Les jours se réchauffaient à New York. Quelque chose avait enlevé à l’atmosphère son gant de plomb, de froid. Un vent de printemps soufflait sur la ville. Le soleil était haut dans le ciel mais il ne faisait pas chaud pour autant, loin de là. Érasme s’était levée à dix heures, elle en était assez fière : pour une fois, elle n’allait pas passer toute sa journée à dormir. Non, elle allait sortir un peu, profiter des beaux jours. Elle portait un jean serré, un peu déchiré, une écharpe écarlate nouée plusieurs fois autour de son cou et de gros godillots. Elle sentait comme une odeur de laisser-aller allié paradoxalement à une aura de rigidité. Ses yeux cernés de noir, ses cheveux à peine démêlés rassemblés en queue de cheval, son regard perdu, tout son être n’était qu’un mince trait de peine qui évoluait dans l’immensité de la ville. Son appareil photo était accroché par un cordon autour de son cou, quelque part sous la lourde écharpe, et elle l’enserrait de ses mains frêles et pâles comme s’il s’agissait d’une bouée de sauvetage. Car s’en était une. La jeune fille marchait vers un parc qu’elle ne connaissait pas, une destination incertaine, bien loin de son Bronx aussi vétuste que fleuri. Non, aujourd’hui, elle allait à Manhattan, dans un endroit cool. Elle marchait depuis bien une heure, l’appareil entre les mains. Elle avait pris deux photos, deux personnes identiques qu’elle avait croisées au fil de sa route : des doubles. Cette action la réjouissait, elle allait pouvoir ajouter ces photos à l’épais registre de celles qui lui servaient à comprendre, à comparer. Elle aimait voir sur le papier brillants les traits strictement identiques déformés par des histoires à peine différentes. C’était démesuré mais elle trouvait ça beau, pire, elle en avait besoin. Elle avait besoin de faire tout ça pour se maintenir à la surface de la raison, alors qu’elle ne cessait de voir des visages identiques collés à des personnes distinctes, et ce à longueur de temps. Les Doppelgängers avaient tout changé.

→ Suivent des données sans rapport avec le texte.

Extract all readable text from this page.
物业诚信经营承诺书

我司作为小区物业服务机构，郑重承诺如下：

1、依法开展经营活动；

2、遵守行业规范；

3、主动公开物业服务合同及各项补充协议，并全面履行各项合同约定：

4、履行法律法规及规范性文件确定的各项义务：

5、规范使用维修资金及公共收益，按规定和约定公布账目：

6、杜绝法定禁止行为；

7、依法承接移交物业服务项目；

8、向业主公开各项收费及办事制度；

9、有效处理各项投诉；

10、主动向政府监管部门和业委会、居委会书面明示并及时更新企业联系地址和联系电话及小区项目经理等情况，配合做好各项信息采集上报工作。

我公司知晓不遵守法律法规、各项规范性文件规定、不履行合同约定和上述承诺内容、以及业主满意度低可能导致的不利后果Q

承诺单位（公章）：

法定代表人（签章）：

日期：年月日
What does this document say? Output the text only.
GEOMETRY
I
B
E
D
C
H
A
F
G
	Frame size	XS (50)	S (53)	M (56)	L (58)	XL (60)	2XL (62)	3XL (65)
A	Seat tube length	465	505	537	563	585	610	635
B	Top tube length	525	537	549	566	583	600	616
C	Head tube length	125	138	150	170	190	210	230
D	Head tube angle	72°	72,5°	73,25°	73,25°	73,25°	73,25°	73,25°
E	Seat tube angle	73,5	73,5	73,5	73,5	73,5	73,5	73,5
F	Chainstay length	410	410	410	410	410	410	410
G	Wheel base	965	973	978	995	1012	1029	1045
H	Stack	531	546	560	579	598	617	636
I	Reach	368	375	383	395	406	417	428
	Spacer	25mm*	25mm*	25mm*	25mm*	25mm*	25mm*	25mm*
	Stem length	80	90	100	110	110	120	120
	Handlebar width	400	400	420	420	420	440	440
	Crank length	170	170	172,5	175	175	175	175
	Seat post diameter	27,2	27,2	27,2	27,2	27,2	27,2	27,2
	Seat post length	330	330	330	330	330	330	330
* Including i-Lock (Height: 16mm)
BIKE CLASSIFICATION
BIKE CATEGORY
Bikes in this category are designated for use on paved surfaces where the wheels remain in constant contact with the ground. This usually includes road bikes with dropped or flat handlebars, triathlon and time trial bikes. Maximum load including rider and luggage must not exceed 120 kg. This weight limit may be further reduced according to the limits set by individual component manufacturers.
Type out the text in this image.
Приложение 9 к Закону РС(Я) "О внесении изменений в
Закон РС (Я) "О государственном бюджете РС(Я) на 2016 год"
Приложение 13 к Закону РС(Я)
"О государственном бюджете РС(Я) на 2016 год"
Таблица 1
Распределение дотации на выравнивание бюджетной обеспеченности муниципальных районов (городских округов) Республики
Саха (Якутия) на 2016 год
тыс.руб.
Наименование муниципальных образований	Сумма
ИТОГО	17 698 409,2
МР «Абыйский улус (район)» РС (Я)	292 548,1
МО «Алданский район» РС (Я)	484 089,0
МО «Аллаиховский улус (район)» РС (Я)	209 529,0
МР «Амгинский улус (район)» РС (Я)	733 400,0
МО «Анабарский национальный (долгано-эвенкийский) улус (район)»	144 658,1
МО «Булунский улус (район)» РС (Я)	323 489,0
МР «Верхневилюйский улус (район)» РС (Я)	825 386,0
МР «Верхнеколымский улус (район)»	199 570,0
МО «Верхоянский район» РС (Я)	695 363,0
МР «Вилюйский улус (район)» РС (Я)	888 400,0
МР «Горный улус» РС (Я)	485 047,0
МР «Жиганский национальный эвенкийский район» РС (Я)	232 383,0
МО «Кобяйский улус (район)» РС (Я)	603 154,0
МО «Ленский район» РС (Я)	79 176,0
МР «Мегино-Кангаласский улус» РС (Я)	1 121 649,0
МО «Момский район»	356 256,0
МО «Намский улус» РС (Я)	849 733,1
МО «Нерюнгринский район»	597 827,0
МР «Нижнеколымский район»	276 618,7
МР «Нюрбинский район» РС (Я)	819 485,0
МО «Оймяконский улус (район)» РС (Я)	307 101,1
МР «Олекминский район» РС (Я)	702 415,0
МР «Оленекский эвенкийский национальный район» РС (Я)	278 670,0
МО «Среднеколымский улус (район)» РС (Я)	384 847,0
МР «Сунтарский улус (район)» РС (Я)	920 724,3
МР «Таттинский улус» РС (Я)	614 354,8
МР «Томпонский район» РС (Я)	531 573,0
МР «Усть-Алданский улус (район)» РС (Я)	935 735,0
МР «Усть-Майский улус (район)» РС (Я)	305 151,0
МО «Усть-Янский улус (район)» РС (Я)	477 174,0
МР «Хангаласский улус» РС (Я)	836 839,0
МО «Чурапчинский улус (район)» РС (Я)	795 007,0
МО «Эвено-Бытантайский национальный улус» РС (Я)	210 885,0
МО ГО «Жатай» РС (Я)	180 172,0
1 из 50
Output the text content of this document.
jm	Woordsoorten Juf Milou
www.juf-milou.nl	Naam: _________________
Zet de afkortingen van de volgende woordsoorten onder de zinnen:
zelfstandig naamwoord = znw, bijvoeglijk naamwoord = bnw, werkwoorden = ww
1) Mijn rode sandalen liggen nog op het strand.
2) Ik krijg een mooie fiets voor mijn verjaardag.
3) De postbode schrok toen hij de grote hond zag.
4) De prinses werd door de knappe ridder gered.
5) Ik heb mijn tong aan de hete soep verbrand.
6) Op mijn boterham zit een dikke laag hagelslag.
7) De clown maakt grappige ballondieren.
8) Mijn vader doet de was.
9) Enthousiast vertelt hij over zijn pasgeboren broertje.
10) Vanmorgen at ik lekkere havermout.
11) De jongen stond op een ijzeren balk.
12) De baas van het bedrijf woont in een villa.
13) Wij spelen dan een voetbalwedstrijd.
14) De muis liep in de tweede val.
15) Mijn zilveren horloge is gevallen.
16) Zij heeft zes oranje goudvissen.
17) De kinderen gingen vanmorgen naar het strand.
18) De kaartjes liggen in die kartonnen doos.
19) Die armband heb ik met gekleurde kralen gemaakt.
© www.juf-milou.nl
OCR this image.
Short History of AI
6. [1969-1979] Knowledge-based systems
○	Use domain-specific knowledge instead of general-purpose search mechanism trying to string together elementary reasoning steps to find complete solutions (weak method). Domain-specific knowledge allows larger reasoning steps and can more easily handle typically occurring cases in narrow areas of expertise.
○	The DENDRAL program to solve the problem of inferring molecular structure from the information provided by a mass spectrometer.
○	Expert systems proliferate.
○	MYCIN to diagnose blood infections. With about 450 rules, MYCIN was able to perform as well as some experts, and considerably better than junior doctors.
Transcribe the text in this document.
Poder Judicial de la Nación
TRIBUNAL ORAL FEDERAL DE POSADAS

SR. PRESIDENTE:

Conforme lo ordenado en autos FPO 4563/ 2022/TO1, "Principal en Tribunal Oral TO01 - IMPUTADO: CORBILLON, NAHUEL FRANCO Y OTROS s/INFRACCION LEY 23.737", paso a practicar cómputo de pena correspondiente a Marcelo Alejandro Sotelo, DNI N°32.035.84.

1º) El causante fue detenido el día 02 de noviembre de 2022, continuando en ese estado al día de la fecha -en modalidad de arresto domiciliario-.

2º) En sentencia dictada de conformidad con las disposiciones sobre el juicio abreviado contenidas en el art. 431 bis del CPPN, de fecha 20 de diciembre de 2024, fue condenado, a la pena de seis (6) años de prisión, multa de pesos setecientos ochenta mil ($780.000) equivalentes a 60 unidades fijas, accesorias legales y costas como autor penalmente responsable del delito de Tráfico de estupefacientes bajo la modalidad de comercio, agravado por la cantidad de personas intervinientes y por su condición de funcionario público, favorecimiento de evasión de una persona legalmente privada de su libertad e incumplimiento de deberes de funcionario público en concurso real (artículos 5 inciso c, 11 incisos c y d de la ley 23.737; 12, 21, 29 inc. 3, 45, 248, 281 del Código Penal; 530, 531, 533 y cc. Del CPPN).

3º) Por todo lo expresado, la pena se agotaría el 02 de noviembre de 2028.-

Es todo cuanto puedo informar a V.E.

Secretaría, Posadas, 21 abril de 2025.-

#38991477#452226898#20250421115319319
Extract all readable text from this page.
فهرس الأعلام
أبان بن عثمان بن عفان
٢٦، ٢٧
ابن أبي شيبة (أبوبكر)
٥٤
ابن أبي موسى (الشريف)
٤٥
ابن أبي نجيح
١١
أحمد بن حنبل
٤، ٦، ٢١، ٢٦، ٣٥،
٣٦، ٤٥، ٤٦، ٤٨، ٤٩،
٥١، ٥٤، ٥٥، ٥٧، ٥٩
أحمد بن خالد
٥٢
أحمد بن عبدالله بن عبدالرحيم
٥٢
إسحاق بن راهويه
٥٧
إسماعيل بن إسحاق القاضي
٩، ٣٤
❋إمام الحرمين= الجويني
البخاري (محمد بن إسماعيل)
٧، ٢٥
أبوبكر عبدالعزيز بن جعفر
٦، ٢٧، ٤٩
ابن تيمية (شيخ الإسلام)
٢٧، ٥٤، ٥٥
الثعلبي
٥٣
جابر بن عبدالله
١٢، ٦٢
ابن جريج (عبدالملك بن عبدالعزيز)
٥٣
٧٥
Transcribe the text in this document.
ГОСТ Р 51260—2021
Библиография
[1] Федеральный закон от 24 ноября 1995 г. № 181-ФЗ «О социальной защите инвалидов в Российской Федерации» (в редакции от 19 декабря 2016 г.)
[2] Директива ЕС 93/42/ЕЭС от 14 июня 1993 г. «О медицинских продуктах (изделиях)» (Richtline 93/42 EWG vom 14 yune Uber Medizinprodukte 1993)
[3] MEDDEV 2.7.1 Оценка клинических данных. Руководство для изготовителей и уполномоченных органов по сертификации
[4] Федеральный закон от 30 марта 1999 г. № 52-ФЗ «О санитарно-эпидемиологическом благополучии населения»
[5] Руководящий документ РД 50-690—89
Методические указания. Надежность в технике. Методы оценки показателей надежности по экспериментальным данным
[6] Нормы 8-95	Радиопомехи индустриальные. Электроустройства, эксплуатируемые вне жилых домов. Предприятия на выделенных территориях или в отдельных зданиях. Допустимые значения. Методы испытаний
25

Puis elle arriva à l’angle de cette rue, cette rue dont aujourd’hui, elle ne se souvient de rien. Aucune enseigne de magasin ne peut lui revenir en mémoire, non, à l’instant même où elle déboucha sur cet endroit, le monde entier ne fut réduit qu’à une personne. Une silhouette qu’elle connaissait bien, qu’elle voyait sans arrêt lorsqu’elle croisait son reflet ; une voix qu’elle reconnaissait sienne mais qui ne lui appartenait en rien. Elle était au téléphone, elle était belle, cheveux lâchés, robe chic et bohème, une joie odieuse émanait de sa présence. Érasme se figea. Au beau milieu du trottoir, la réalité des mondes parallèles la heurta de plein fouet. Le papier n’avait jamais saisi cela, le papier des photographies ne lui avait jamais montré que la magie de cette réalité. Jamais elle ne l’avait envisagée comme fatale. Le temps se suspendit à un fil mince, très mince. Érasme est là, à quelques minuscules mètres seulement de l’autre. Son double. Elle sentirait presque le bonheur de sa vie à travers sa voix empressée. « Surtout passe bien le bonjour à Jules. » Le mot reste quelque part dans l’air. Entre leurs têtes. Et Érasme se croit tomber dans les tréfonds de ses souvenirs. Jules. Ce prénom lui évoque quantité de choses, des images, des visages, d’heureuses années qui n’auraient jamais dû se finir. Mais surtout, Jules était vivante, dans cet univers bêta qui venait de la percuter, Jules était bien là. Et elle, elle était toujours heureuse. A deux mètres d’Érasme se tenait la personnification de toute la joie qui lui avait été supprimée par un camionneur trop emporté. Jules. Tous les miracles du monde en deux syllabes.

Et à son tour, l’autre la voit. À son tour, elle se fige, sa respiration bloquée, son corps tendu. Érasme est bouleversée, tellement bouleversée qu’elle laisse faire à son cœur ce qui lui chante, battre à tout rompre, défoncer sa cage thoracique. Elle laisse à sa bouche traduire quelques bribes de ses pensées, les premières qui jaillissent d’un flot incontrôlable. « Jules est vivante ? » Voila, elle a parlé, elle n’aurait pas dû parler, elle le sait. Le monde réel est juste là, mais il y a comme une vitre qui s’est formé autour des deux jeunes filles. Un filtre de verre entier de paradoxes, doux et rude, beau et douloureux, puissant et fragile. Paradoxalement représentatif des deux âmes qu’il retient.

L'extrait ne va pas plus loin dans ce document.